As an example, a responsive website may have ‘break points’ that take effect when a desktop is detected, a tablet is detected and a smartphone is detected; rendering three slightly different website formats using one code base.

A mobile-specific website may kick in when a user visits on a smartphone, with tablet users simply seeing the desktop version of your website.

There is no right or wrong here, instead it is simply still about crafting that experience for your users and optimising that experience for users on different devices.

Once the wireframe mapping process has been discussed and begins to take shape, you will start to see the way that your website will appear on each of these devices, without content or graphic distractions.

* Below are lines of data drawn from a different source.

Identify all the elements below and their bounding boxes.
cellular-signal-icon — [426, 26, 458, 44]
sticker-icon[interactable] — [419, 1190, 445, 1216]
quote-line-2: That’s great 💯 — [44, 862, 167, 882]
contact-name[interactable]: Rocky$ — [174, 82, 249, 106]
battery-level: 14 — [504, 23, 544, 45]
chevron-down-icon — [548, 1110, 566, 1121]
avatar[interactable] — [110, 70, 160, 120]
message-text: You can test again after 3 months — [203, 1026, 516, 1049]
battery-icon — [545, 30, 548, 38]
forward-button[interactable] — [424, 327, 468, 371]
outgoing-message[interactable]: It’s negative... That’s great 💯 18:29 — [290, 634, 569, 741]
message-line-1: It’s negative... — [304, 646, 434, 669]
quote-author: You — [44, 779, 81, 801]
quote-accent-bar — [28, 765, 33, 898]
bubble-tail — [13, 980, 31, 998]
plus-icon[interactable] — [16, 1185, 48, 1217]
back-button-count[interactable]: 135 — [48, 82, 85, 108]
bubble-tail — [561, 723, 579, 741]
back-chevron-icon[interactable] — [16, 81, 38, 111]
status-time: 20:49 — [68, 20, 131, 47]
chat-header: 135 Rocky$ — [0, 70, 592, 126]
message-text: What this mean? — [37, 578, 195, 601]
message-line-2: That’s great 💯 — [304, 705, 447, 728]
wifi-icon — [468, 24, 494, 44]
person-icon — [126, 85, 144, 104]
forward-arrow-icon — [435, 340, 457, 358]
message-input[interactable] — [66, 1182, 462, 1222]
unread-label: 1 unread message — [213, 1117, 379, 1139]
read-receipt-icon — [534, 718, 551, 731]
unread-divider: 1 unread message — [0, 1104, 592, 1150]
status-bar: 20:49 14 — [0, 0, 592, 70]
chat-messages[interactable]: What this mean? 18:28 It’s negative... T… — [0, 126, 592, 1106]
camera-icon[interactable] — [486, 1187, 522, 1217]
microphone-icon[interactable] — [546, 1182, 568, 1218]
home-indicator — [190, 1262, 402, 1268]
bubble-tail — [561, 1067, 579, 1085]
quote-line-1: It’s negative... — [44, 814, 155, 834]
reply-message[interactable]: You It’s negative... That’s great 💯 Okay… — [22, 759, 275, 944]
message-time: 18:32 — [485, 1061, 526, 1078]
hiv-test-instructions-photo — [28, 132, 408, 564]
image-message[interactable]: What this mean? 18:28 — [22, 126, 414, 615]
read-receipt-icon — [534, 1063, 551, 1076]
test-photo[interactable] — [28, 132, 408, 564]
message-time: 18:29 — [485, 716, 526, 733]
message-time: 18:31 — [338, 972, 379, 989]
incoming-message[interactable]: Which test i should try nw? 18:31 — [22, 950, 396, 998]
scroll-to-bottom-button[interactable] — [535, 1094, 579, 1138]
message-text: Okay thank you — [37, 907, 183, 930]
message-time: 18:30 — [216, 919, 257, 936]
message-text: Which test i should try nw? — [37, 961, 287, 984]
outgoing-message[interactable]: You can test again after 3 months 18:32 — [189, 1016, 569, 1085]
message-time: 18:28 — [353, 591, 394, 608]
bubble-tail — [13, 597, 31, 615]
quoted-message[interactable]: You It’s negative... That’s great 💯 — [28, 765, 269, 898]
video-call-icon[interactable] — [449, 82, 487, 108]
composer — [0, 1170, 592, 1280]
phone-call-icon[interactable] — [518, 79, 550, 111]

This process allows you to objectively analyse how your content is represented across each device, and how any calls to action that you need to integrate can be easily factored in, without becoming detrimental to the multi-device experience.

Getting to the point

As your website starts to take shape in this ‘blueprint’ form, there are two other factors to consider:

– content

– navigation

For the most part, and unless you have a very good reason not to, you should put your content first.

And, by first I don’t mean in any order, I simply mean that your website should be built around your content first: sorry, but no one wants to see your logo take up their screen, nor do they want to see pointless stock photographs.

On smartphones especially, screen space is at a premium. This forces users into a rapid judgement process: can I see what I want and can I how to find what I want?

If the answer to any of these questions is no, or even a maybe that forces too much thought, your users may bounce off your website to another, perhaps competitor website that is easier to navigate or digest.

Building from a content-first perspective, your navigation should continue to be a tool and not an item of content. Menu systems are simply a means to an end, and as such need to be simple and intuitive to use whilst not becoming a hindrance when not required.

While there are plenty of ways to implement multi-device navigation systems, some of the most popular continue to grow in abundance.

Tame, learn and adapt

The mobile web is an ever-expanding beast that your website needs to become friendly with. It isn’t going away and it isn’t the future, it is the now.

By asking yourself objective questions about your users and your business goals; by adopting an approach that puts high quality content first and by considering how your users get around your site through careful planning, you can turn the mobile explosion to your advantage and give your users a smooth, simple and effective experience that is ultimately device neutral.